8b control flowpath 8b

Claims

1. An immunological measurement device comprising a micro fluid device, the micro fluid device comprising:

a flowpath to move a specimen that is subjected to an immunological measurement by an antigen-antibody reaction; and

a labeling reagent supplier that is disposed in an upstream section of the flowpath and labels the specimen,

wherein the flowpath comprises a detection flowpath that is disposed downstream of the labeling reagent supplier and measures the antigen-antibody reaction of the specimen, and

wherein the labeling reagent supplier comprises a labeling reagent that labels the specimen by the antigen-antibody reaction, the labeling reagent comprising a labeling substance in which an antigen or an antibody is solidified.

2. The immunological measurement device according to claim 1, wherein the flowpath comprises a self liquid sending type flowpath that moves the specimen and the labeling reagent by a capillary action in the flowpath, without requiring any pump power.

3. The immunological measurement device according to claim 1, wherein the labeling substance comprises colored beads having a diameter of 100 nm or more.

4. The immunological measurement device according to claim 1, wherein the labeling reagent supplier comprises a conjugate pad impregnated with the labeling reagent, and the specimen is dropped onto a conjugate pad via or not via a sample pad.

5. The immunological measurement device according to claim 1, wherein the flowpath further comprises a capillary pump flowpath that is disposed on at least one of upstream and downstream sides of the detection flowpath and generates a capillary action to move the specimen and the labeling reagent.

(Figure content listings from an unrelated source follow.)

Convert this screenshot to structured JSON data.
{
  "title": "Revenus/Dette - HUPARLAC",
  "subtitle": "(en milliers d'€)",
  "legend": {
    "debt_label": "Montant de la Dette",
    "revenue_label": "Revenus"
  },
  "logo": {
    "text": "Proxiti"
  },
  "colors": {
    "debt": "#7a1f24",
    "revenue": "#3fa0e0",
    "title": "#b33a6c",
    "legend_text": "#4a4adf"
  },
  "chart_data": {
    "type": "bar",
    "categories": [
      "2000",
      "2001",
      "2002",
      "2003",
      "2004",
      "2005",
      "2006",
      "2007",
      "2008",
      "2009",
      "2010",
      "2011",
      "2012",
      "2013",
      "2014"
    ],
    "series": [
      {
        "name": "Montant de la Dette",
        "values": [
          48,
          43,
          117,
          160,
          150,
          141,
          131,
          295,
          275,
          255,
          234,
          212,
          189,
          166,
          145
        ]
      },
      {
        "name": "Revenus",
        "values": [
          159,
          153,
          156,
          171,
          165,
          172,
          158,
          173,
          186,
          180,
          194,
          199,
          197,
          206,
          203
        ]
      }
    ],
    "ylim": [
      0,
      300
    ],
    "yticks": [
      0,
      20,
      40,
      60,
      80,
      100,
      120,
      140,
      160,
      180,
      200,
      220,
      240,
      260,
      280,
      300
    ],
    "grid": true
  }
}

6. The immunological measurement device according to claim 1, wherein the flowpath further comprises a mixer flowpath to mix the specimen and the labeling reagent, the mixer flowpath being disposed on an upstream side of the detection flowpath.

7. The immunological measurement device according to claim 1, wherein a flowpath width and a flowpath depth of the flowpath are larger than a diameter of the labeling substance.